Prisoners, apples & oranges

Question

You are in a group of sixty prisoners, and the warden has a game to play with you.

In a room there are sixty boxes. Each box can contain either two apples, two oranges or one of each, but you don't know which contains how many. When the game starts, each prisoner can go in the room and pick one fruit each from two of the boxes (including labelled ones). Then he is allowed to put '2 Apples', '2 Oranges' or 'Apple & Orange' labels on one or two of them (if they are unlabeled). EDITED: He is also allowed to change the labels of up to two boxes he didn’t look in. When all 60 prisoners have visited the room and there is at least one unlabeled box, the process starts again from the first prisoner.

After that, they will be put in a soundproof room, with there is no communication, one for every prisoner. When all the boxes are labeled, the prisoners are freed if they are all placed correctly, or exceuted otherwise.

You can simply have every box checked, then label each one with the fruit you get, but you only have a $(\frac{2}{3})^{60} = 2.7197216 \times 10^{-11}$ chance of getting freed.

What is the optimal plan to maximise the chances of the prisoners being freed?

Answer 1

As I understand the problem, the answer is:

There is no strategy to maximize the probability of freedom.

Because

You can never be sure someone saw both fruits of a given box.
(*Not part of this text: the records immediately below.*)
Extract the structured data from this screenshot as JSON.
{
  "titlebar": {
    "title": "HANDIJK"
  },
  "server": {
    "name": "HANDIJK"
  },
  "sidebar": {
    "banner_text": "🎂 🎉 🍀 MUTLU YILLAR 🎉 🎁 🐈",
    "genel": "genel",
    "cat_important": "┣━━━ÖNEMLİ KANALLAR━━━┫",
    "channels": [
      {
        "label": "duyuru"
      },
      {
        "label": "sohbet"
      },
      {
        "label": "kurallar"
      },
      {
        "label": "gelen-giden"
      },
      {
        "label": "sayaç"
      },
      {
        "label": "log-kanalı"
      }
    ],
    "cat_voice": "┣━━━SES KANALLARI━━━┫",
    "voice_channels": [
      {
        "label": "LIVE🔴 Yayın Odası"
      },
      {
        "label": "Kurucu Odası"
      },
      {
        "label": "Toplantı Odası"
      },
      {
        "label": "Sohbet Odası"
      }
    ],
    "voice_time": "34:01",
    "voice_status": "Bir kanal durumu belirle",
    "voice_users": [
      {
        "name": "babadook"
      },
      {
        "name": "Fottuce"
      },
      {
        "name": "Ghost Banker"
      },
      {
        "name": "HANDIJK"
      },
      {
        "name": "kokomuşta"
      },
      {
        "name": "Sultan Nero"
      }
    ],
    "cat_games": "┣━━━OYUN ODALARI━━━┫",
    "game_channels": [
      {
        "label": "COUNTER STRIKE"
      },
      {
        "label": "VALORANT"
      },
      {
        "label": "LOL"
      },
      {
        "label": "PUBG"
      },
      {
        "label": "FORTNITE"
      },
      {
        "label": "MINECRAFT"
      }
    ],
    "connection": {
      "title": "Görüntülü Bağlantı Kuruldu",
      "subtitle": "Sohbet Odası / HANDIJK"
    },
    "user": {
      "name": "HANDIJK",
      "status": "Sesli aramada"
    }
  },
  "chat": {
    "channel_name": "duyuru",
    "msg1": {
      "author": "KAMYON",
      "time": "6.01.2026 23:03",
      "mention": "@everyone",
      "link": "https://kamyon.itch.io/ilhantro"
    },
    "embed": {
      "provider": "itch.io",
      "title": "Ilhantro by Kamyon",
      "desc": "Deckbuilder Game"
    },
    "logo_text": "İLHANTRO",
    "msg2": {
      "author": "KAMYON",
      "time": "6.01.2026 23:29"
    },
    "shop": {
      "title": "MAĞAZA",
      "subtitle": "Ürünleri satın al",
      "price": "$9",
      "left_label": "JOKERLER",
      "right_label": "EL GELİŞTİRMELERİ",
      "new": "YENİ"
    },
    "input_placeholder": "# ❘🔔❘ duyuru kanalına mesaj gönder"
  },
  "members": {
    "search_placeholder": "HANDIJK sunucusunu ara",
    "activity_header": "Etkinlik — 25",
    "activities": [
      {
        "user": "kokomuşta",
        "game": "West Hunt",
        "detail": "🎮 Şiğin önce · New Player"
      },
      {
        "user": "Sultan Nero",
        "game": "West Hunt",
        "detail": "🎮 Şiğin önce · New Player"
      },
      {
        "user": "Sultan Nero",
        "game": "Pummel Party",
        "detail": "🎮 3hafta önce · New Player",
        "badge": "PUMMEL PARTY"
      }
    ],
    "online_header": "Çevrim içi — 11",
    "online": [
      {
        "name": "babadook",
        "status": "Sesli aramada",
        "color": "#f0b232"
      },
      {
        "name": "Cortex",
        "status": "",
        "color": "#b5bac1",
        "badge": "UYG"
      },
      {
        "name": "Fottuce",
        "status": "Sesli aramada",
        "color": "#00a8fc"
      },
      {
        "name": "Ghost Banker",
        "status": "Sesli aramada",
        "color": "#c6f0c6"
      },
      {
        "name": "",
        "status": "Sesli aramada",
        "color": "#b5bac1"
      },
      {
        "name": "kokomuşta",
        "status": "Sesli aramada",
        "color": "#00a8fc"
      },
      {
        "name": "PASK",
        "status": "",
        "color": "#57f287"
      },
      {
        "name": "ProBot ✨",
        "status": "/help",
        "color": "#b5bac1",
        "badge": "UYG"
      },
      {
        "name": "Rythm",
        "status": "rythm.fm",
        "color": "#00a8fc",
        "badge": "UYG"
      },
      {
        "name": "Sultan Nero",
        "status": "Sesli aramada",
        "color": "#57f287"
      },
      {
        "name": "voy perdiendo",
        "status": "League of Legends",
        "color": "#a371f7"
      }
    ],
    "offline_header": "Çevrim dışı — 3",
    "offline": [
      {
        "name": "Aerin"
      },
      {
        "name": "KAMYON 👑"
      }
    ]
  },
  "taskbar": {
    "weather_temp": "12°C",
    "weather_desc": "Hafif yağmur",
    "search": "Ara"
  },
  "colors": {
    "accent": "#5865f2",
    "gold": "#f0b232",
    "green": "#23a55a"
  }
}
So there will always remain some uncertainty for some boxes.
If nothing is reset between rounds, you can always add a round by not labelling uncertain boxes, to learn more and reduce the probability to miss a fruit and mislabel a box.
But that means that to maximize the probability to be free the prisoners have to play forever.
To actually be free the prisoners must compromize between the risk of death and the time to conclude.

Answer 2

Here is the process that all prisoners need to follow:

1. all prisoners are assigned numbers from 1 to 60.

2. Randomly, any prisoner will go into room and will examine Box one = 2 * ((prisoner number) mod 30)- 1 Box two = 2 * ((prisoner number) mod 30)
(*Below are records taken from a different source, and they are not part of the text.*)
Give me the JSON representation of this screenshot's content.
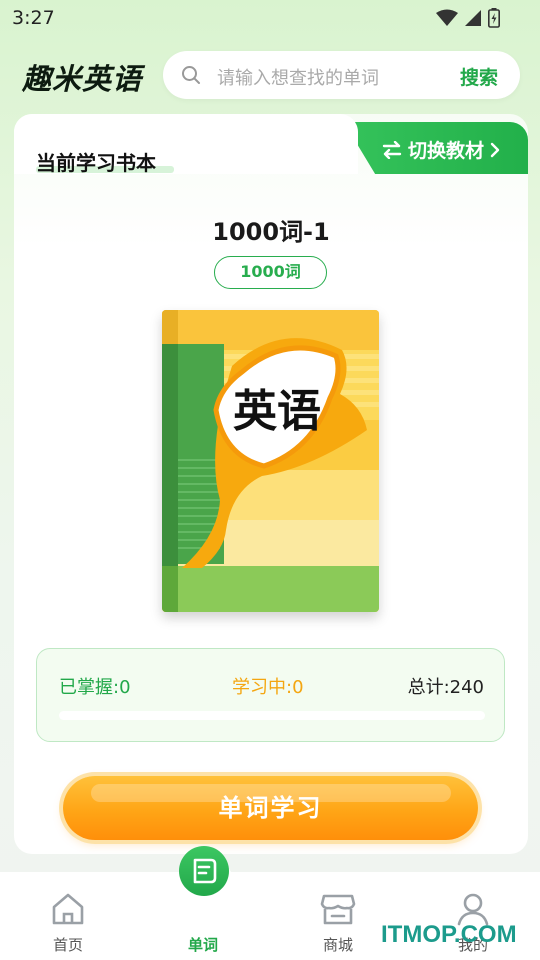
{
  "status_bar": {
    "time": "3:27",
    "icons": [
      "wifi-icon",
      "cell-signal-icon",
      "battery-icon"
    ]
  },
  "header": {
    "brand": "趣米英语",
    "search": {
      "placeholder": "请输入想查找的单词",
      "button_label": "搜索"
    }
  },
  "card": {
    "title": "当前学习书本",
    "switch_label": "切换教材",
    "book": {
      "name": "1000词-1",
      "badge": "1000词",
      "cover_text": "英语"
    },
    "stats": {
      "mastered": "已掌握:0",
      "learning": "学习中:0",
      "total": "总计:240",
      "progress": 0
    },
    "study_button": "单词学习"
  },
  "bottom_nav": {
    "items": [
      {
        "label": "首页",
        "icon": "home-icon",
        "active": false
      },
      {
        "label": "单词",
        "icon": "word-book-icon",
        "active": true
      },
      {
        "label": "商城",
        "icon": "store-icon",
        "active": false
      },
      {
        "label": "我的",
        "icon": "profile-icon",
        "active": false
      }
    ]
  },
  "watermark": "ITMOP.COM",
  "colors": {
    "accent_green": "#22a84a",
    "accent_orange": "#ffa516",
    "learning_orange": "#f4a611"
  }
}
   like Prisoner_1 and prisoner_31 both will examine Box_1 and Box_2, P_2 and P_32 both will examine B_3 and B_2,
   P_30 and P_60 both will examine B_59 & B_60

3. if selected box has no label, he will pick fruit from left side of the box and label it as per following table:

box	fruit	old label	new label
1	orange		2-orange
1	apple		2-apple
2	orange		2-orange
2	apple		2-apple

4. if selected box has label, he will pick fruit from right side of the box and label it as per following table:

box	fruit	old label	new label
1	orange	2-orange	2-orange
1	orange	2-apple	apple and orange
1	apple	2-orange	orange and apple
1	apple	2-apple	2-apple
2	orange	2-orange	2-orange
2	orange	2-apple	apple and orange
2	apple	2-orange	orange and apple
2	apple	2-apple	2-apple

Once, all 60 prisoners have visited room, all the 60 boxes will have right labels.
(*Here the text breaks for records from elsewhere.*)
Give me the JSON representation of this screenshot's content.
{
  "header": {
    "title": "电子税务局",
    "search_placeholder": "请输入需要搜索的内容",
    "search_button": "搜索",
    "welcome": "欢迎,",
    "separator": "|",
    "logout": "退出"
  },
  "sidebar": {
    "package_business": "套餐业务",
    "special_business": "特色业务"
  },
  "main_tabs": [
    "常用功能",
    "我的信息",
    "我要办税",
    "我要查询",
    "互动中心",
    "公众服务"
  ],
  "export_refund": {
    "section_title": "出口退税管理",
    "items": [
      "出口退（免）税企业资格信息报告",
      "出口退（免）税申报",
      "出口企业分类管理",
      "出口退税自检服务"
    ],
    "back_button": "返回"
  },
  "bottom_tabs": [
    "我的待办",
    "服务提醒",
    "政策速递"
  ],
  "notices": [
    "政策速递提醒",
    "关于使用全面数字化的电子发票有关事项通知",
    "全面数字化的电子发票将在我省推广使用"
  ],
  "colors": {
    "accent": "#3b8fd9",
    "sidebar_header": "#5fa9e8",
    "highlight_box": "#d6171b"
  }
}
This process will work even if all boxes have just one fruit in all of them OR any permutations/combinations of orange and apple in all the boxes.

PS: It has been mentioned in comment that one fruit may not be picked even after all prisoners looks into the box. My point is: It is a possibility. not a constraint. It is like Everyone tosses a coin and it is possible that no one gets a head. There s no restriction or constraint that prisoners can not decide from which side of the box they can pick, right? Prisoners are at liberty to pick any one fruit from the box whichever way they want. Also, it was mentioned that boxes are left untouched, unshuffled and unchanged throughout the process. So if all prisoners agree beforehand to follow the same above strategy, they all can be freed with 100% guaranteed result

Edited: Edited to make it more clear.. pick left side of fruit was changed to pick fruit from left side of the box and likewise for right side. also, added PS: phrase.